Summer has arrived. The Hollywood blockbusters are here. New animated features hit the big screens this week. Superman is flying once more. Sure, if the movies are your cup of tea, then summer is your annual thirst quencher. However if you’re looking for drama, you need only scan the internet to find your daily dose of serious corporate espionage and the criminal theft of trade secrets from American corporations.
Just yesterday the San Francisco Chronicle ran a story of a scientist working on solar cell technology who pled guilty to several counts of wire fraud in an indictment claiming he stole trade secrets from his employer “and tried to take them to a competitor in China.” The prosecutors in the case “estimate the total loss from the theft of trade secrets at nearly $22.7 million.” The Telegraph – a British newspaper – reported this week that cyber espionage is rampant in the UK with “foreign hackers” secretly working in some companies for up to two years “discreetly stealing intellectual property.” American newspapers recently published articles that our government systems are under constant attack not only from rogue hackers but also from foreign governments utilizing sophisticated programs and systems in an effort to steal American secrets and military information. Same thing for recent stories of Chinese manufacturer Sinovel and two if its executives, recently indicted for alleged theft of wind turbine trade secrets. Alleged financial loss to the owner of the trade secrets: approximately $800 million according to SecurityInfoWatch.com.
The problem is rampant and unlikely to go away. Nor is this something new. Corporate espionage likely began soon after the first business incorporated. Of course, victimized businesses take little comfort knowing that others victims also exist. So what can your company do to avoid, eliminate or minimize this potential loss? First line of defense, of course, is education. Educate the people in charge of monitoring the transmission of technical data on the best means to detect the “discreet stealing.” Depending on the value of the intellectual property (and the potential loss to your business if a competitor was to receive the trade secret information without a license or without compensation), the potential losses could justify the investment in employees whose role is to oversee the data transferred to and from your company’s system.
As most of you who read this post already know, Florida employment is at will. While termination for a discriminatory purpose is unlawful, termination for violation of company policies (or termination for violation of State or federal law) is common. However, as these events (and the dozens of other recently reported events) indicate, the most difficult task for American companies lies in screening employees so as to minimize the possibility of trade secret theft, while at the same time ensuring that all potential employees are given an equal opportunity to apply for a position for which they are potentially qualified.

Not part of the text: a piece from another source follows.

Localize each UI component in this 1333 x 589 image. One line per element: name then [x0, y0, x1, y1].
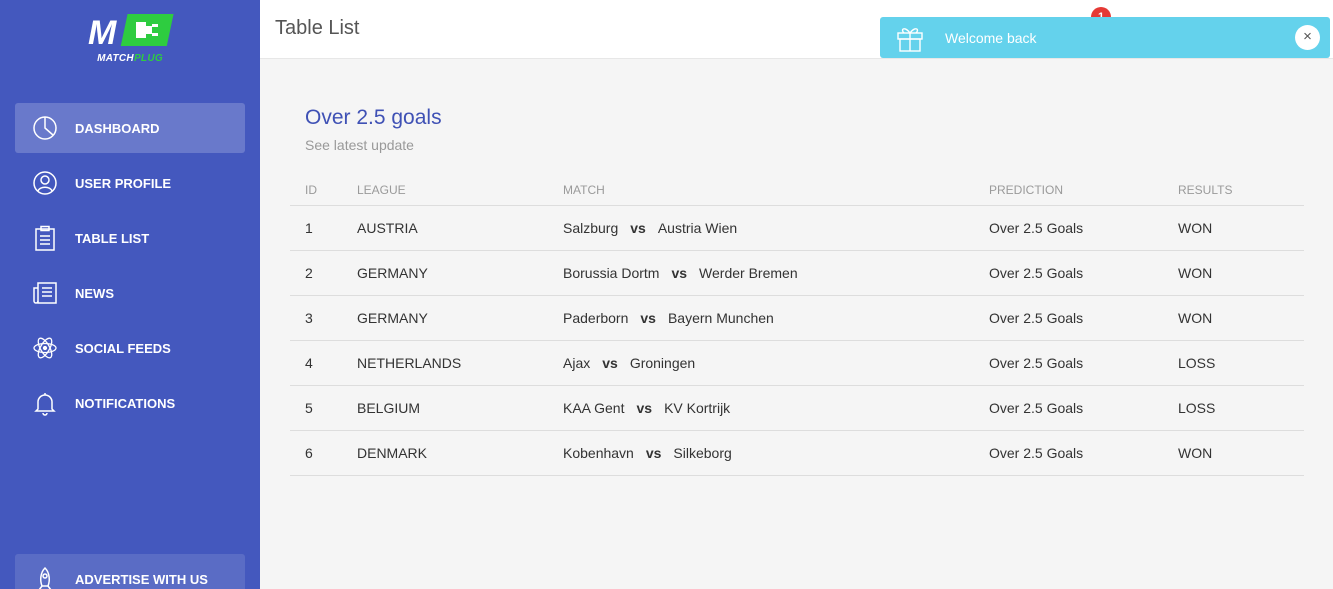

If your company faces a patient, technically savvy and stealthy employee, like the ones described who steal trade secrets with stealth for two years before they are discovered, a well-written policy is not likely to act as a significant deterrent. On the other hand, Florida law specifically allows employers to create written policies regarding the protection of its trade secrets and to enforce those policies against its employees as appropriate. In most circumstances, employee education (and continuing acknowledgement) of the employer’s policies, in concert with a method for your business to monitor activity and to “police” itself, can deter most of the individuals who might consider trade secret theft.